Fundamental Analysis

US Equities Optimism Holds but Cracks Begin to Show

  • Strong equity inflows, led by optimism in large-cap tech and AI, keep Wall Street near record highs.
  • Fed’s balancing act between labour softness and inflation risks, alongside looming shutdown uncertainty, shapes sentiment.
  • Upcoming core PCE data could determine whether the rally broadens or falters under pressure from rising yields.

US equities started the week with fresh optimism as equity fund inflows surged, reflecting a higher investor appetite for growth themes and anticipation of policy support. According to Reuters, $12 billion flowed into US equities in the week ending September 24. This was the strongest weekly inflow in several months, benefiting the large-cap tech stocks. The AI narrative also remains a key driver, with investors continuously betting on productivity gains and capital expenditure in data infrastructure.

However, the policy backdrop remains a defining force. The New York Fed President, John Williams, noted that the recent rate was meant to ease pressure on the labor market while acknowledging the risks of elevated inflation. The remarks highlight the delicate balancing act of the Fed, which is to support the weakening job market without reigniting inflationary pressure. Market participants are divided on whether the further cuts will be front-loaded or spaced out. The debate directly shapes the equity positioning.

Goldman Sachs upgraded the global equities to “overweight”, further supporting the sentiment amid improved fundamentals. The bank expects the US equities to outperform, provided the capital flows continue into tech and growth-linked sectors. Yet, the warning signs have become more apparent as labor market cracks have become more apparent, with wage growth and hiring slowing outside of healthcare and social assistance. Some analysts argue that the US labor market is relying on its last pockets of resilience, raising doubts about the Fed’s easing and whether it will be enough to support the labor market.

Compounding the uncertainty, the risk of a US government shutdown, combined with the delay in crucial data releases, could weigh heavily on US equities.

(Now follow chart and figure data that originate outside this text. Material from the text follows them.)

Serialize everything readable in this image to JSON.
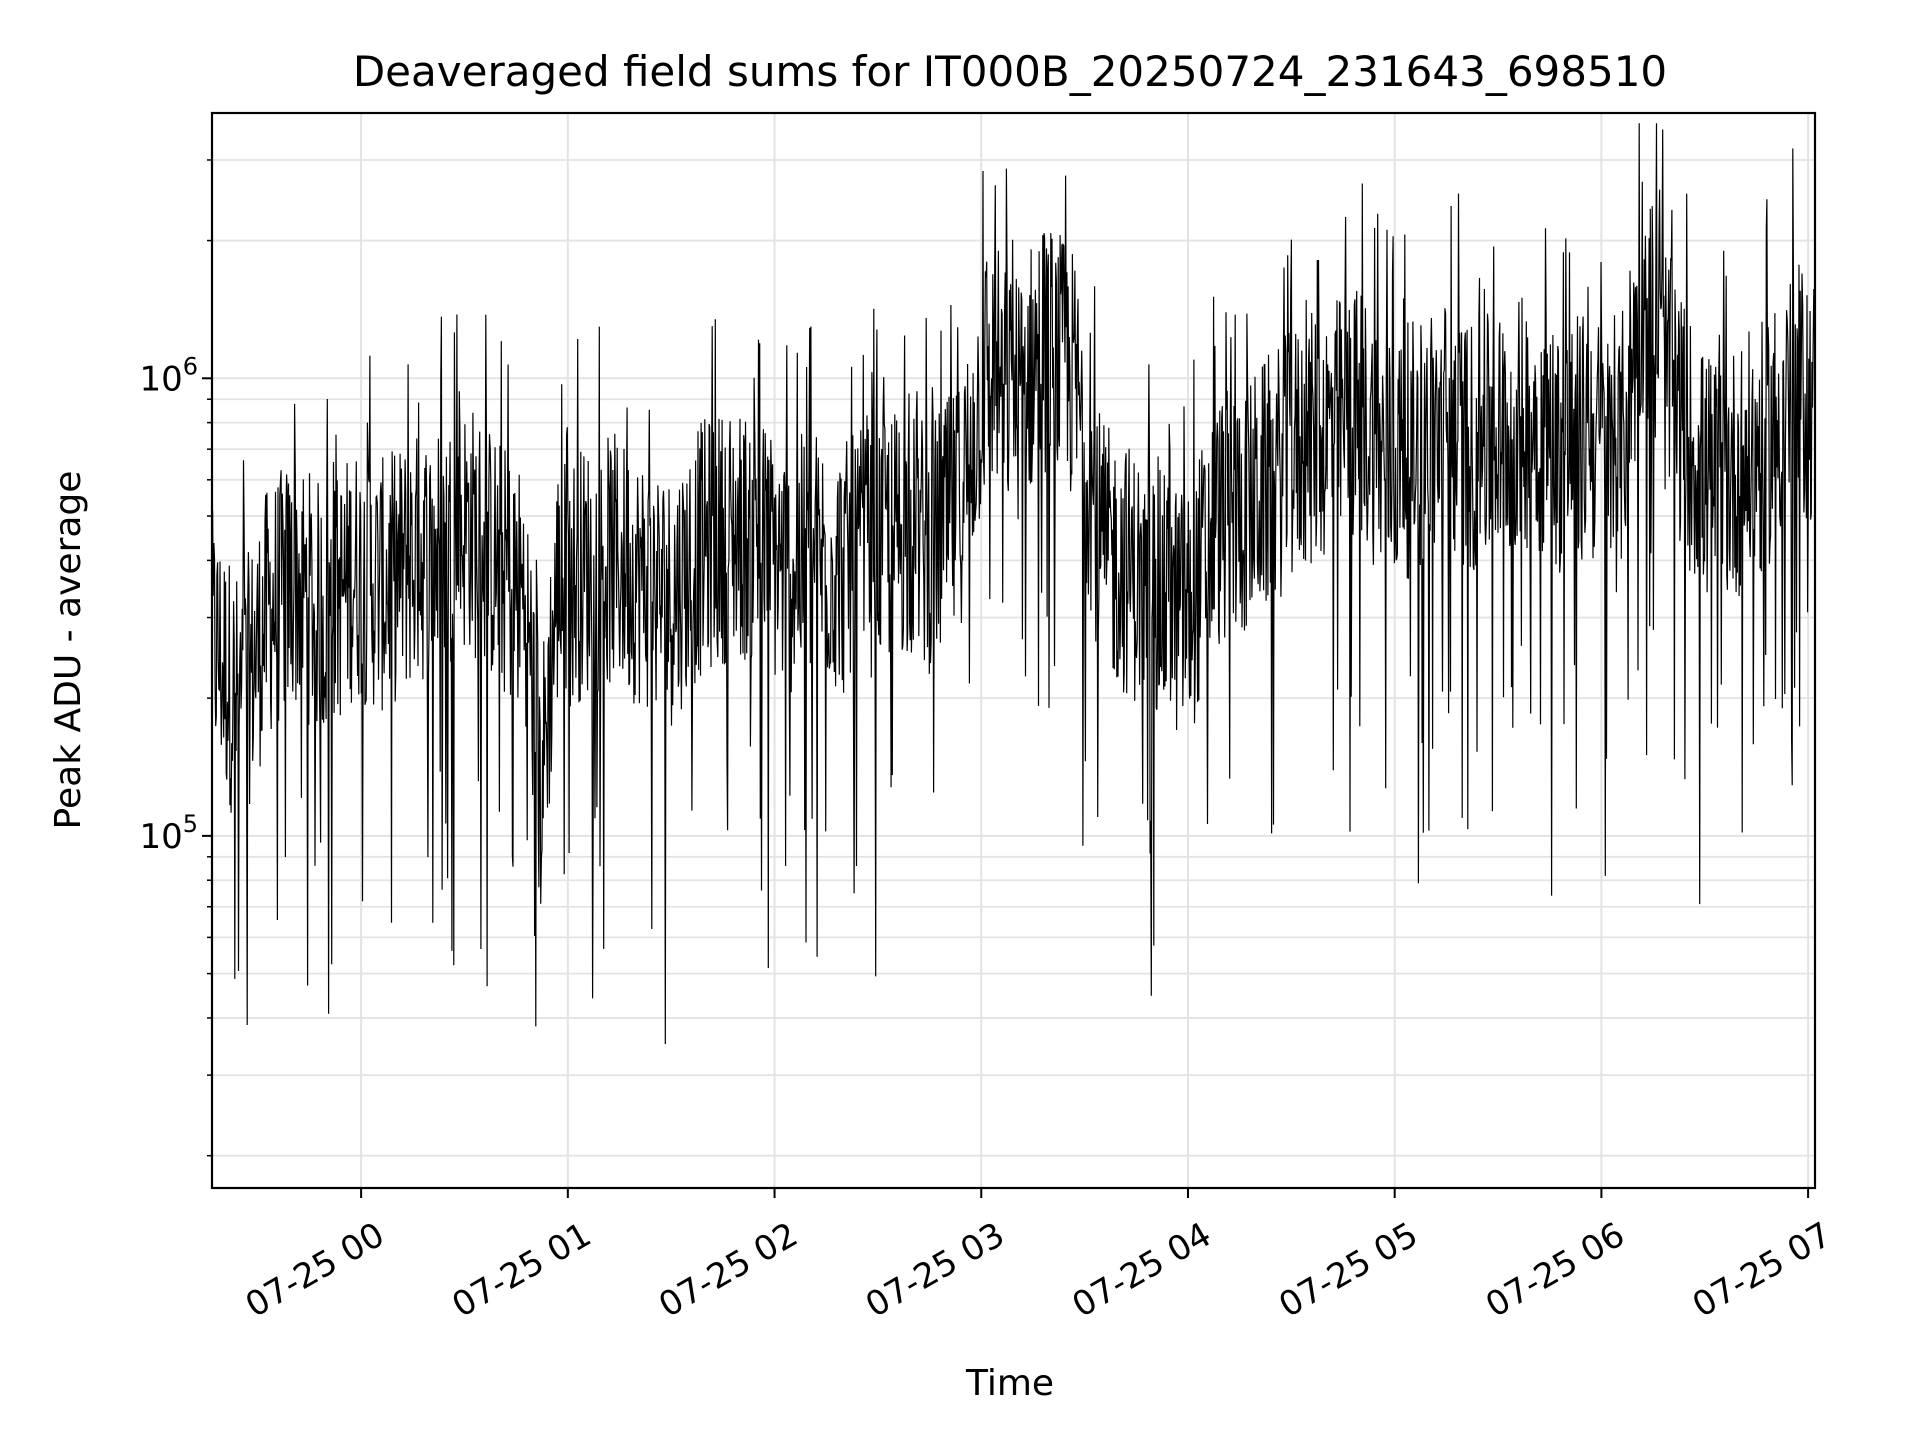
{
  "chart_data": {
    "type": "line",
    "title": "Deaveraged field sums for IT000B_20250724_231643_698510",
    "xlabel": "Time",
    "ylabel": "Peak ADU - average",
    "yscale": "log",
    "xlim": [
      "2025-07-24 23:16:43",
      "2025-07-25 07:02:00"
    ],
    "ylim": [
      17000,
      3800000
    ],
    "grid": true,
    "x_ticks": [
      {
        "value": "2025-07-25 00:00",
        "label": "07-25 00"
      },
      {
        "value": "2025-07-25 01:00",
        "label": "07-25 01"
      },
      {
        "value": "2025-07-25 02:00",
        "label": "07-25 02"
      },
      {
        "value": "2025-07-25 03:00",
        "label": "07-25 03"
      },
      {
        "value": "2025-07-25 04:00",
        "label": "07-25 04"
      },
      {
        "value": "2025-07-25 05:00",
        "label": "07-25 05"
      },
      {
        "value": "2025-07-25 06:00",
        "label": "07-25 06"
      },
      {
        "value": "2025-07-25 07:00",
        "label": "07-25 07"
      }
    ],
    "y_ticks": [
      {
        "value": 100000,
        "base": "10",
        "exp": "5"
      },
      {
        "value": 1000000,
        "base": "10",
        "exp": "6"
      }
    ],
    "line_color": "#000000",
    "series": [
      {
        "x": [
          "23:16",
          "23:25",
          "23:33",
          "23:41",
          "23:50",
          "23:58",
          "00:06",
          "00:15",
          "00:23",
          "00:31",
          "00:40",
          "00:48",
          "00:52",
          "00:57",
          "01:05",
          "01:13",
          "01:22",
          "01:30",
          "01:38",
          "01:47",
          "01:55",
          "02:03",
          "02:12",
          "02:20",
          "02:28",
          "02:37",
          "02:45",
          "02:53",
          "03:02",
          "03:10",
          "03:18",
          "03:27",
          "03:35",
          "03:43",
          "03:52",
          "04:00",
          "04:08",
          "04:17",
          "04:25",
          "04:32",
          "04:42",
          "04:50",
          "04:58",
          "05:07",
          "05:15",
          "05:23",
          "05:32",
          "05:40",
          "05:48",
          "05:57",
          "06:05",
          "06:12",
          "06:22",
          "06:30",
          "06:38",
          "06:47",
          "06:55",
          "07:02"
        ],
        "y": [
          280000,
          190000,
          310000,
          360000,
          300000,
          380000,
          350000,
          400000,
          420000,
          480000,
          390000,
          330000,
          120000,
          350000,
          380000,
          400000,
          360000,
          330000,
          420000,
          460000,
          450000,
          380000,
          410000,
          380000,
          420000,
          470000,
          430000,
          500000,
          1100000,
          900000,
          1200000,
          1000000,
          420000,
          380000,
          330000,
          300000,
          480000,
          520000,
          610000,
          700000,
          780000,
          850000,
          650000,
          720000,
          800000,
          700000,
          760000,
          820000,
          700000,
          750000,
          640000,
          1600000,
          850000,
          600000,
          620000,
          700000,
          950000,
          900000
        ]
      }
    ]
  }
}
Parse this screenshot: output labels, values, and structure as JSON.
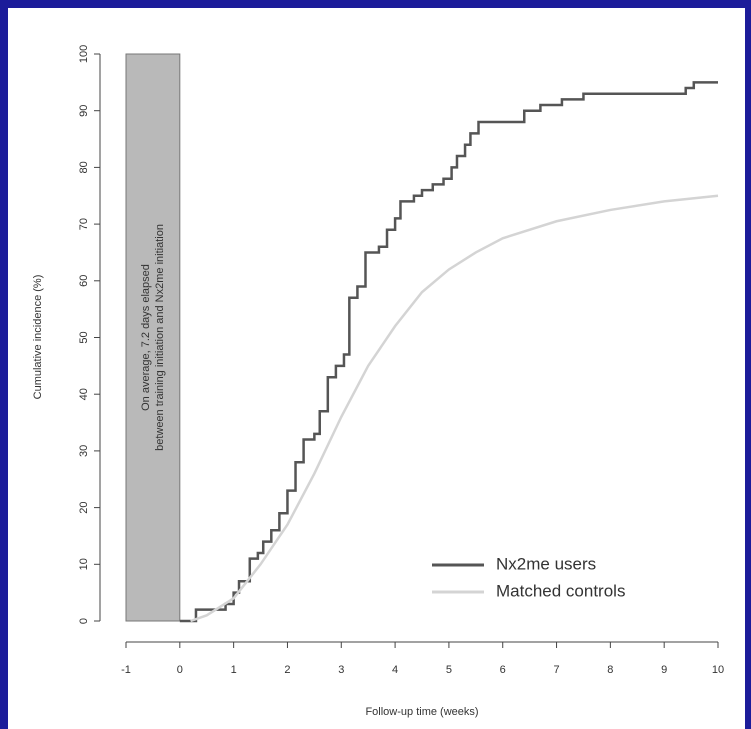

Traders would then heavily rely on Fed speeches and alternative indicators to find cues about the policy path.

S&P 500 Price Chart (Google Finance)
S&P 500 Price Chart (Google Finance)

Despite the risks, the Wall Street rally remains resilient, with the S&P 500 hovering near record highs, underpinned by gains in tech and AI, although the industrial and financial sectors lag. A weaker dollar on Friday provided further relief to equities, while higher Treasury yields reminded investors of the volatility embedded in the market.

Looking ahead, the US JOLTS job opening data, along with speeches from Fed’s Goolsbee and President Trump, are essential to watch.